5. Study the mechanisms of macrophage-mediated heme degradation and bilirubin transition to hepatocytes and bile excretion.

6. Study the role of nuclear receptors such as FXR in heme-degradation and ALD.

7. Differentiate between RBC-GOT and liver-GOT.

Mechanisms of iron sensing

1. Role of HFE in heme-mediated iron sensing.

2. Role of endothelium in hepcidin/iron sensing.

3. Complex interplay between oxidative stress, hypoxia and iron metabolism including ALD-induced oxidases such as NOX4.

ALD therapy

1. How can we interpret present beneficial concepts in the light of enhanced RBC-turnover such as the effects of N-acetyl cysteine or steroids.

2. If hemolysis is important for ALD progression, how can it be blocked?
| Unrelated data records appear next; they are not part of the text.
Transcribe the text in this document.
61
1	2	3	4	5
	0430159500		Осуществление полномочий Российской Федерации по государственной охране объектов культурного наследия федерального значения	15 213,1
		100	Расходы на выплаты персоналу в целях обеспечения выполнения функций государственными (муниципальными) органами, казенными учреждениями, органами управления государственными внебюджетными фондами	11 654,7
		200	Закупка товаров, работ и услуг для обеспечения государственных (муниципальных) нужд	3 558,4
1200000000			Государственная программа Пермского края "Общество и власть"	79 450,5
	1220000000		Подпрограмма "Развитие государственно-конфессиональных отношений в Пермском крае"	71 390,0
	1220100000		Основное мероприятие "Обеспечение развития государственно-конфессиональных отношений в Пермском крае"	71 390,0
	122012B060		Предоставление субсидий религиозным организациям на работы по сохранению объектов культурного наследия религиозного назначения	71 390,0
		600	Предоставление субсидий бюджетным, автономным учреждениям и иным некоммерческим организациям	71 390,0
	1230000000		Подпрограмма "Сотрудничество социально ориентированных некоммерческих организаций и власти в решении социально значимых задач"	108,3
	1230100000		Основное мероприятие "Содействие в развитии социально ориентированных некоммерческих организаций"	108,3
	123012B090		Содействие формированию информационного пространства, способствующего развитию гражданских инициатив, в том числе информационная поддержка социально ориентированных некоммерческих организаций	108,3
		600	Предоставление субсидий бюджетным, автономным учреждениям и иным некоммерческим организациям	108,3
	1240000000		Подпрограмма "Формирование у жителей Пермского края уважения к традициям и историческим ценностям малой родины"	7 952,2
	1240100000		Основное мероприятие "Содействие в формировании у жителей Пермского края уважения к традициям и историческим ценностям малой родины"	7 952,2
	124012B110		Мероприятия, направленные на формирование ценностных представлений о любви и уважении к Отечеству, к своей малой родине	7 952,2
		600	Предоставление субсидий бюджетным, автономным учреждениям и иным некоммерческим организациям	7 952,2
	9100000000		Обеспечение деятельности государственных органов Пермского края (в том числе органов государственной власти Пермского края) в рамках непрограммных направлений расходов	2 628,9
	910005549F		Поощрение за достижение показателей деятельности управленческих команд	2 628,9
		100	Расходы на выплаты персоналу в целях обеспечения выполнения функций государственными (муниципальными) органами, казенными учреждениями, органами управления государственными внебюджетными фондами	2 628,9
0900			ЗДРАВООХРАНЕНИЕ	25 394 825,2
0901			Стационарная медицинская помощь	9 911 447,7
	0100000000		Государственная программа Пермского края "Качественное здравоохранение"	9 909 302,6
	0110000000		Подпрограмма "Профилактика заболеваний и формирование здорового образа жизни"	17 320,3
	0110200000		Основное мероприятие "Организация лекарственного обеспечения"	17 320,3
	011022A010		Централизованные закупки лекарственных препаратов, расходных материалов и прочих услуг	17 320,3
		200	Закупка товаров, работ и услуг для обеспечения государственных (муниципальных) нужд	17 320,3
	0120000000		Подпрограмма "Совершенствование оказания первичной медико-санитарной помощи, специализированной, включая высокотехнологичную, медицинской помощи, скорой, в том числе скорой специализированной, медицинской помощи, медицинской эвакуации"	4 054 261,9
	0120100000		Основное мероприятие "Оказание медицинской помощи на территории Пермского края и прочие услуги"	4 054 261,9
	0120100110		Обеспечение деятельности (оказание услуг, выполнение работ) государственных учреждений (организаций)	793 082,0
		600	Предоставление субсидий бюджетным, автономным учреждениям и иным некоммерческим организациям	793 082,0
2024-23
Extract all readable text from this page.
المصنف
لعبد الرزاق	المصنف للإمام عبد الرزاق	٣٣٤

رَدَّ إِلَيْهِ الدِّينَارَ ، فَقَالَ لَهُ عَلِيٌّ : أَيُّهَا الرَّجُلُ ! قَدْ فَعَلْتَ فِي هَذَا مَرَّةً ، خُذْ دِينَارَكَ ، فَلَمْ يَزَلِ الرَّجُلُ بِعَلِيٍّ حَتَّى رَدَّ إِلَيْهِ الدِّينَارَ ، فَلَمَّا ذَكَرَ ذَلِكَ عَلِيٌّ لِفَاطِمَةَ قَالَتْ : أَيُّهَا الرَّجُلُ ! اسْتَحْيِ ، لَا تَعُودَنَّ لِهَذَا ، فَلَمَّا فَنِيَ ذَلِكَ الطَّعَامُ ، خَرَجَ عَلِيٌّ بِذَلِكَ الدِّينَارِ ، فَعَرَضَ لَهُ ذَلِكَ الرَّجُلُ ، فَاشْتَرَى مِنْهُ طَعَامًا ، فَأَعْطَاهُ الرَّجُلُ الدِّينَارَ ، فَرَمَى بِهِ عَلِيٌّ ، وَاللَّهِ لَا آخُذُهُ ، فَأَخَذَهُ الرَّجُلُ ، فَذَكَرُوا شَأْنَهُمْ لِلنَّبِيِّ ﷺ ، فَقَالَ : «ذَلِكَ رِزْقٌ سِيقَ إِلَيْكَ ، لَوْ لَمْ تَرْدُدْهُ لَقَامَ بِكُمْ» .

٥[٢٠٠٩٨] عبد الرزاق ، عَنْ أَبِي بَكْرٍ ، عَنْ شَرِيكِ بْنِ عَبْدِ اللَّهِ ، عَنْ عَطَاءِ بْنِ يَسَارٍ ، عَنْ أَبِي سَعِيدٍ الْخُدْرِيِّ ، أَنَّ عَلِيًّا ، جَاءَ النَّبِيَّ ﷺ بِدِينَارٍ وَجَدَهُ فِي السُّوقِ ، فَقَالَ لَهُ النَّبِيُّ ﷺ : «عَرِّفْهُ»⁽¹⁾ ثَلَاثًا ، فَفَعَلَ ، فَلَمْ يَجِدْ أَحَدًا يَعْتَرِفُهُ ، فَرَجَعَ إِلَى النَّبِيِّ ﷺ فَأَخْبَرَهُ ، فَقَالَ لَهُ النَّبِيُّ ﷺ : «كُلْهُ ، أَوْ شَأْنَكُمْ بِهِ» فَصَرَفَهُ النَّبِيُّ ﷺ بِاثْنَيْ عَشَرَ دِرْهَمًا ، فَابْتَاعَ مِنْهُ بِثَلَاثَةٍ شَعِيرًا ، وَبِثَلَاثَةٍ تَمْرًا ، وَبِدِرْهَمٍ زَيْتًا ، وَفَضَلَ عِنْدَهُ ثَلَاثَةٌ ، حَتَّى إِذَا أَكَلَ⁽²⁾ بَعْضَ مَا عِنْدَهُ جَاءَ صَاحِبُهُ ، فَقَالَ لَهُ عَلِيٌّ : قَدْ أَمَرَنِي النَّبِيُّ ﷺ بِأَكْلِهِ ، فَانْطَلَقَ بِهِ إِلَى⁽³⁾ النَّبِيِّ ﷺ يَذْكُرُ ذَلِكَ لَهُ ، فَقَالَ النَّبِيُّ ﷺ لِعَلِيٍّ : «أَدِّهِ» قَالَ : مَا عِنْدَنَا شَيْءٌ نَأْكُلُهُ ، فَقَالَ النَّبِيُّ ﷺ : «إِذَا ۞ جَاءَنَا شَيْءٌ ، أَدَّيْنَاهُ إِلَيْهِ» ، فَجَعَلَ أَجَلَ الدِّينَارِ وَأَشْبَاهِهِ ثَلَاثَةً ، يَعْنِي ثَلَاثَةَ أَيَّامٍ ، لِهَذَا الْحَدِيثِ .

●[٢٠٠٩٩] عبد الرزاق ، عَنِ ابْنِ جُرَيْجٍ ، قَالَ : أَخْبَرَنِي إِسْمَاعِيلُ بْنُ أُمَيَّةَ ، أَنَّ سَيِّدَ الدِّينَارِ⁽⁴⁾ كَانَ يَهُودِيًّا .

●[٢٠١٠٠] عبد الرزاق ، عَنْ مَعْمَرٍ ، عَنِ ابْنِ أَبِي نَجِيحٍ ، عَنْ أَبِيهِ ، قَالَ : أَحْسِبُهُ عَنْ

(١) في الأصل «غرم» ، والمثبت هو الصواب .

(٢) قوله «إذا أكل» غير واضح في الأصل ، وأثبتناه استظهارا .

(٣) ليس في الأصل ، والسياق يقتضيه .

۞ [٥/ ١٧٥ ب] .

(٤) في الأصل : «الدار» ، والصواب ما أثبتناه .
3. If there is a vicious hemolytic cycle in patients with ALD, how can it be interrupted? Could albumin dialysis improve severe ALD?

4. How can the bone marrow stem cell compartment be stimulated to store iron more safely in RBCs?

5. Develop tests to specifically measure GOT and GPT in RBCs and compare it with liver transaminases.

6. Better define the role of AP and GGT in alcohol-toxicity which could be also linked to heme-toxicity.

7. Study role of cholestasis on ALD progression.

8. Better explain a rare form of alcohol-related hemolysis, the Zieve Syndrome.

Funding Statement

This study was funded by a grant of the DFG to SM (RA 2677/1-2). CC and SJW were supported by a fellowship from the China Scholarship Council (CSC).